A storm battering the northeast Chinese coast today whipped up waves that threatened a dyke protecting a chemical plant, forcing residents to flee while soldiers and firefighters rushed to fill the breach, news media said.
The waves slamming the coast near the port city of Dalian in Liaoning province were brought by tropical storm Muifa as it skated off the coast, hitting a half-built dyke protecting the Jinzhou development zone, official news agency Xinhua reported.
Behind a growing hole in the protective wall is a storage area containing around 20 metal tanks holding oil-based chemicals at the Fujia industrial chemical plant, said the website of the People's Daily newspaper.
"If the breach cannot be blocked up, toxic chemical products may spill, and that would be extremely dangerous," the newspaper website reported from Dalian.
A Chinese television report said the threat was "under control".
Over 1,000 firefighters, troops and border guards rushed to prevent sea water from creating a bigger hole that could trigger a spill of toxic chemicals from the Fujia plant, said the People's Daily website.
Troops and police also helped disperse nearby residents, said the report, which gave no details of any damage or injuries.
Chinese television news showed trucks and earth movers lined up to block the 200m wide breach with rocks and sand.

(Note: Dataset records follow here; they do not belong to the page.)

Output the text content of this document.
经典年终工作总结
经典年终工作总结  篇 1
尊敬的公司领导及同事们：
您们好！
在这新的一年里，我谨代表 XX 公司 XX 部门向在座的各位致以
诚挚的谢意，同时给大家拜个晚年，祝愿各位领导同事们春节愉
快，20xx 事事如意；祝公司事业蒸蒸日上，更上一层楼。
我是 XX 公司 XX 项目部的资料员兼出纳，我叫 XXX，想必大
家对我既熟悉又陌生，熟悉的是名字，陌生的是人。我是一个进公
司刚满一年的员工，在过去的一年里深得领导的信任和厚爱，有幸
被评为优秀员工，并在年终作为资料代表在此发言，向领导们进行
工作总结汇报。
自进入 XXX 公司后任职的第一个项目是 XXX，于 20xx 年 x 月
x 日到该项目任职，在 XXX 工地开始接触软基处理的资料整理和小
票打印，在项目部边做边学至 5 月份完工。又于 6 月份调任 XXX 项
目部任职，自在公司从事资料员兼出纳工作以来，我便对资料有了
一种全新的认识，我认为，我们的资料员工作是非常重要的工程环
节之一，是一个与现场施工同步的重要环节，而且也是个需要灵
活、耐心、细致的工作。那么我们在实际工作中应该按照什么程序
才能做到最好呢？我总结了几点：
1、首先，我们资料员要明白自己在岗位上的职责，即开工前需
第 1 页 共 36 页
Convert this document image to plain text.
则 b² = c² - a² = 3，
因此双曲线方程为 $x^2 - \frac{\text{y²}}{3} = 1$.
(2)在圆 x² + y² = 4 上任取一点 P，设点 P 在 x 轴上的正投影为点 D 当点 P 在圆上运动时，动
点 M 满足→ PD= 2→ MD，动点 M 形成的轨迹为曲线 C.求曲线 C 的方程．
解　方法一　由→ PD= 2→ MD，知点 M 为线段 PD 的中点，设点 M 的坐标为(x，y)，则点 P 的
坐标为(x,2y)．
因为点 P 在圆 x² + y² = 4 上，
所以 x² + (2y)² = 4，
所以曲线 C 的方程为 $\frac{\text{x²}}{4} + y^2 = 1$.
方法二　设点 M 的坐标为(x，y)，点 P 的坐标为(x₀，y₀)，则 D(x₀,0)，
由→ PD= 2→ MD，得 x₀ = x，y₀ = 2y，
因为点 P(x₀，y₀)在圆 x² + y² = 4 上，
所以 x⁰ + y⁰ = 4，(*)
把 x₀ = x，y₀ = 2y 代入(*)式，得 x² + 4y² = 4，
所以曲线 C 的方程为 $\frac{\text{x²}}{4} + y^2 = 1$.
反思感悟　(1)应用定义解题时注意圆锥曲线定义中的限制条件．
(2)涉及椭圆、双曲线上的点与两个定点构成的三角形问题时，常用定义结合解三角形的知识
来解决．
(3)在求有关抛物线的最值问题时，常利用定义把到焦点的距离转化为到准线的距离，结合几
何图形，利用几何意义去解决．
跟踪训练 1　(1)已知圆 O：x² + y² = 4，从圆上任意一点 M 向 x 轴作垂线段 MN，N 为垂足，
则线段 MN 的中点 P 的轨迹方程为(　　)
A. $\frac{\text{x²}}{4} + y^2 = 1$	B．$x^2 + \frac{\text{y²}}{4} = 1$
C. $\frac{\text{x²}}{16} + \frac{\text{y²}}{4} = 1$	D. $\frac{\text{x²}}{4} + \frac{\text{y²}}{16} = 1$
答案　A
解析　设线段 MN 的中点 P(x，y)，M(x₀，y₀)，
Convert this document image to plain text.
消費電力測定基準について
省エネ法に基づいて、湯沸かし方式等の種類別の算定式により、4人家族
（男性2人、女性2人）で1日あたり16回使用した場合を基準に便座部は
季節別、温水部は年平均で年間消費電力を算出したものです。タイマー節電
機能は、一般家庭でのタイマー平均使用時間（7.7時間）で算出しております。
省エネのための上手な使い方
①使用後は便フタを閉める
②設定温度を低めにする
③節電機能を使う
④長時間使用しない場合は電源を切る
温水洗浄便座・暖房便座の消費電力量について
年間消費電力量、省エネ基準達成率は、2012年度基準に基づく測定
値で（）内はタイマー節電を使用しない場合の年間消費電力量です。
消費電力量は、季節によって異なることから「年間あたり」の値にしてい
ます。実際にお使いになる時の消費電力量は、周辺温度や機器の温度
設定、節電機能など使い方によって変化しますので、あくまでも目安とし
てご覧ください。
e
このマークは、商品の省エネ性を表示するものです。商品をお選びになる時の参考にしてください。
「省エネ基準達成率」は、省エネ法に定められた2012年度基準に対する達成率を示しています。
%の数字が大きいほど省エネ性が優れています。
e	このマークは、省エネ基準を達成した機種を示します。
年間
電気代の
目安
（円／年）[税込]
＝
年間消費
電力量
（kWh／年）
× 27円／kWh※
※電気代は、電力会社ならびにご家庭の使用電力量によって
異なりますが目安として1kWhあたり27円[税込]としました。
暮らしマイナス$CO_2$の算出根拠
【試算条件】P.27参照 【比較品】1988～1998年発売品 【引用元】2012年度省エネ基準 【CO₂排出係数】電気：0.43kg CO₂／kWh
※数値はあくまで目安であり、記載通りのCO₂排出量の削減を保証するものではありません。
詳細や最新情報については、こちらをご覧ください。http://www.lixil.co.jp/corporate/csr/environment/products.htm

"We do not know anything about the spill, and we cannot say anything," said a spokeswoman for the Fujia chemical company.
A serious chemical leakage would be a fresh headache for Liaoning, which recently suffered an oil spill from two offshore platforms.
Pollutants from that spill have been found spreading to beaches, and been blamed for losses to tourism and aquatic farming businesses, Xinhua reported in July.
So far, China has avoided any serious damage from Muifa, which weakened to a tropical storm from a typhoon as it approached the country's east coast over the weekend.
Shandong province, which is across the Bohai Sea from Liaoning province, moved hundreds of thousands of residents from coastal areas and ordered tens of thousands of boats and other vessels to stay in ports as the storm passed.
Earlier, the full brunt of the typhoon's core missed Shanghai, but strong gusts knocked down billboards and briefly cut power to at least two residential areas.